What this episode is about
Anne-Marie Vissers answers the question she hears most often: does she support AI and chatbots in customer service? Her answer is yes, with one important condition. The goal you set for AI determines whether it helps or hurts your customer experience.
The question you need to ask first
Before deploying any chatbot or AI tool, Anne-Marie identifies the single most important question every business must answer:
- Are you using AI to reduce workload and save staffing costs?
- Or are you using AI to actively improve the customer experience?
Both are legitimate goals. But they require different setups, different boundaries, and different success metrics. Confusing the two is where things go wrong.
When chatbots work well
Chatbots handle simple, repetitive questions effectively. Where do I track my package? Is this item in stock? Answering these at scale frees up customer service teams for more complex conversations. Anne-Marie supports this use case fully, as long as customers can escalate to a human when the question gets more specific.
When chatbots create the opposite effect
Anne-Marie shares a recent personal example: she contacted her bank with a specific question, was routed to a chatbot, and had no way to reach a human. The result was frustration, an unnecessary follow-up email, and a negative experience. The chatbot did not just fail to help. It actively worked against the company. This is the risk of deploying AI without a clear escalation path.

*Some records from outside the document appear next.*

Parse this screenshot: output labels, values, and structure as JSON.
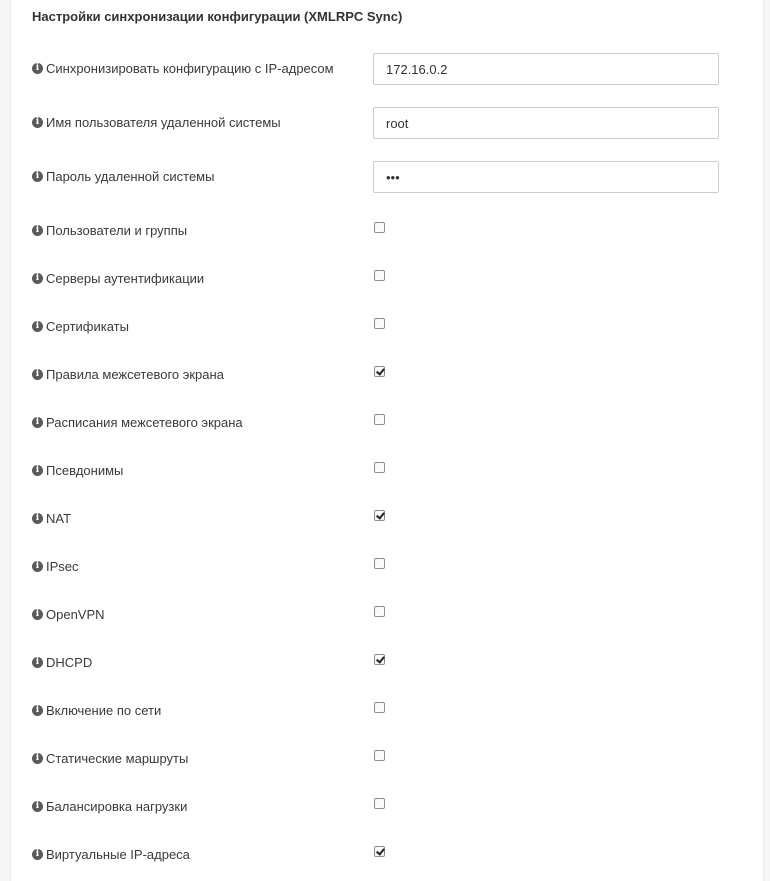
{
  "section": {
    "title": "Настройки синхронизации конфигурации (XMLRPC Sync)"
  },
  "fields": [
    {
      "label": "Синхронизировать конфигурацию с IP-адресом",
      "value": "172.16.0.2"
    },
    {
      "label": "Имя пользователя удаленной системы",
      "value": "root"
    },
    {
      "label": "Пароль удаленной системы",
      "value": "•••"
    }
  ],
  "checkboxes": [
    {
      "label": "Пользователи и группы",
      "checked": false
    },
    {
      "label": "Серверы аутентификации",
      "checked": false
    },
    {
      "label": "Сертификаты",
      "checked": false
    },
    {
      "label": "Правила межсетевого экрана",
      "checked": true
    },
    {
      "label": "Расписания межсетевого экрана",
      "checked": false
    },
    {
      "label": "Псевдонимы",
      "checked": false
    },
    {
      "label": "NAT",
      "checked": true
    },
    {
      "label": "IPsec",
      "checked": false
    },
    {
      "label": "OpenVPN",
      "checked": false
    },
    {
      "label": "DHCPD",
      "checked": true
    },
    {
      "label": "Включение по сети",
      "checked": false
    },
    {
      "label": "Статические маршруты",
      "checked": false
    },
    {
      "label": "Балансировка нагрузки",
      "checked": false
    },
    {
      "label": "Виртуальные IP-адреса",
      "checked": true
    }
  ],
  "icons": {
    "info": "info-circle-icon",
    "info_glyph": "i"
  }
}
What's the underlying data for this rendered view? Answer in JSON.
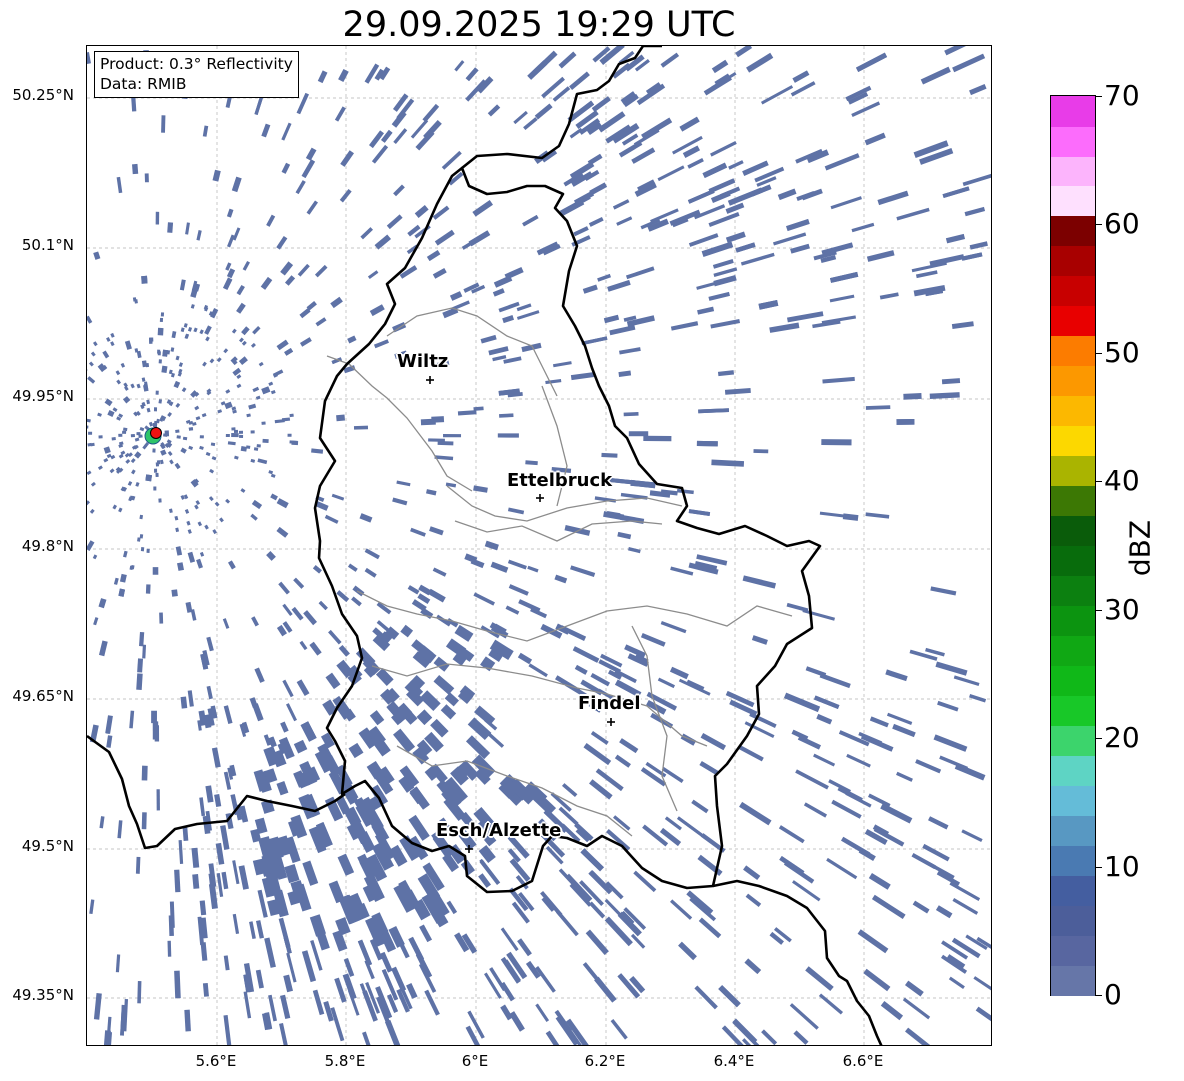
{
  "title": "29.09.2025 19:29 UTC",
  "info_box": {
    "product": "Product: 0.3° Reflectivity",
    "data": "Data: RMIB"
  },
  "lat_labels": [
    "50.25°N",
    "50.1°N",
    "49.95°N",
    "49.8°N",
    "49.65°N",
    "49.5°N",
    "49.35°N"
  ],
  "lon_labels": [
    "5.6°E",
    "5.8°E",
    "6°E",
    "6.2°E",
    "6.4°E",
    "6.6°E"
  ],
  "cities": [
    "Wiltz",
    "Ettelbruck",
    "Findel",
    "Esch/Alzette"
  ],
  "colorbar": {
    "unit": "dBZ",
    "tick_labels": [
      "0",
      "10",
      "20",
      "30",
      "40",
      "50",
      "60",
      "70"
    ],
    "range": [
      0,
      70
    ],
    "step": 2.5,
    "colors": [
      "#6676a8",
      "#5866a0",
      "#4c5e9a",
      "#445ea0",
      "#4a7ab2",
      "#5898c2",
      "#64bcd8",
      "#5ed4c4",
      "#3cd46c",
      "#18c828",
      "#10b818",
      "#10a814",
      "#0c9410",
      "#0c8010",
      "#086c0c",
      "#0a5c0a",
      "#3c7804",
      "#aab400",
      "#fcd800",
      "#fcb800",
      "#fc9800",
      "#fc7c00",
      "#e80000",
      "#c80000",
      "#a80000",
      "#7c0000",
      "#fee0fe",
      "#fcb4fc",
      "#fc6cfc",
      "#e83ce8"
    ]
  },
  "map_colors": {
    "echo": "#5e72a6",
    "border": "#000000",
    "canton": "#8c8c8c",
    "radar_site": "#ee1111",
    "radar_ring": "#2ec46a"
  }
}
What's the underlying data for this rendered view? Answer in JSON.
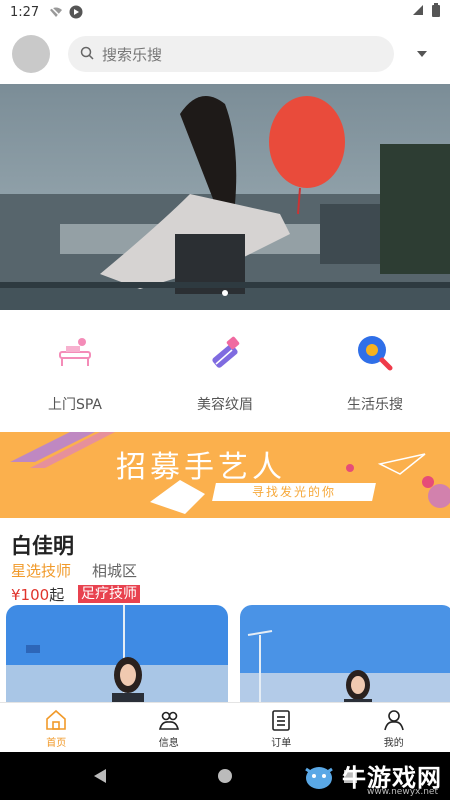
{
  "status_bar": {
    "time": "1:27"
  },
  "search": {
    "placeholder": "搜索乐搜"
  },
  "categories": [
    {
      "label": "上门SPA",
      "icon": "massage-icon"
    },
    {
      "label": "美容纹眉",
      "icon": "lipstick-icon"
    },
    {
      "label": "生活乐搜",
      "icon": "search-magnifier-icon"
    }
  ],
  "recruit_banner": {
    "title": "招募手艺人",
    "subtitle": "寻找发光的你"
  },
  "card": {
    "name": "白佳明",
    "role": "星选技师",
    "district": "相城区",
    "price": "¥100",
    "price_suffix": "起",
    "tag": "足疗技师"
  },
  "tabs": [
    {
      "label": "首页",
      "icon": "home-icon",
      "active": true
    },
    {
      "label": "信息",
      "icon": "contacts-icon",
      "active": false
    },
    {
      "label": "订单",
      "icon": "order-icon",
      "active": false
    },
    {
      "label": "我的",
      "icon": "profile-icon",
      "active": false
    }
  ],
  "watermark": {
    "text": "牛游戏网",
    "url": "www.newyx.net"
  },
  "colors": {
    "accent": "#f19a2a",
    "price": "#e0342c",
    "tag_bg": "#e8424f",
    "recruit_bg": "#fbb04d"
  }
}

Where AI genuinely raises customer experience
One area where AI delivers clear value: complaint analysis. Collecting customer complaints and using AI to identify recurring patterns gives businesses actionable insight fast. Spotting a complaint that keeps coming back, and then fixing the underlying process, is exactly the kind of work that turns AI into a customer experience asset.
The core takeaway
AI will not improve your customer experience on its own. Human action is still required. As Anne-Marie puts it: AI stays a tool, and tools need people who know how to use them.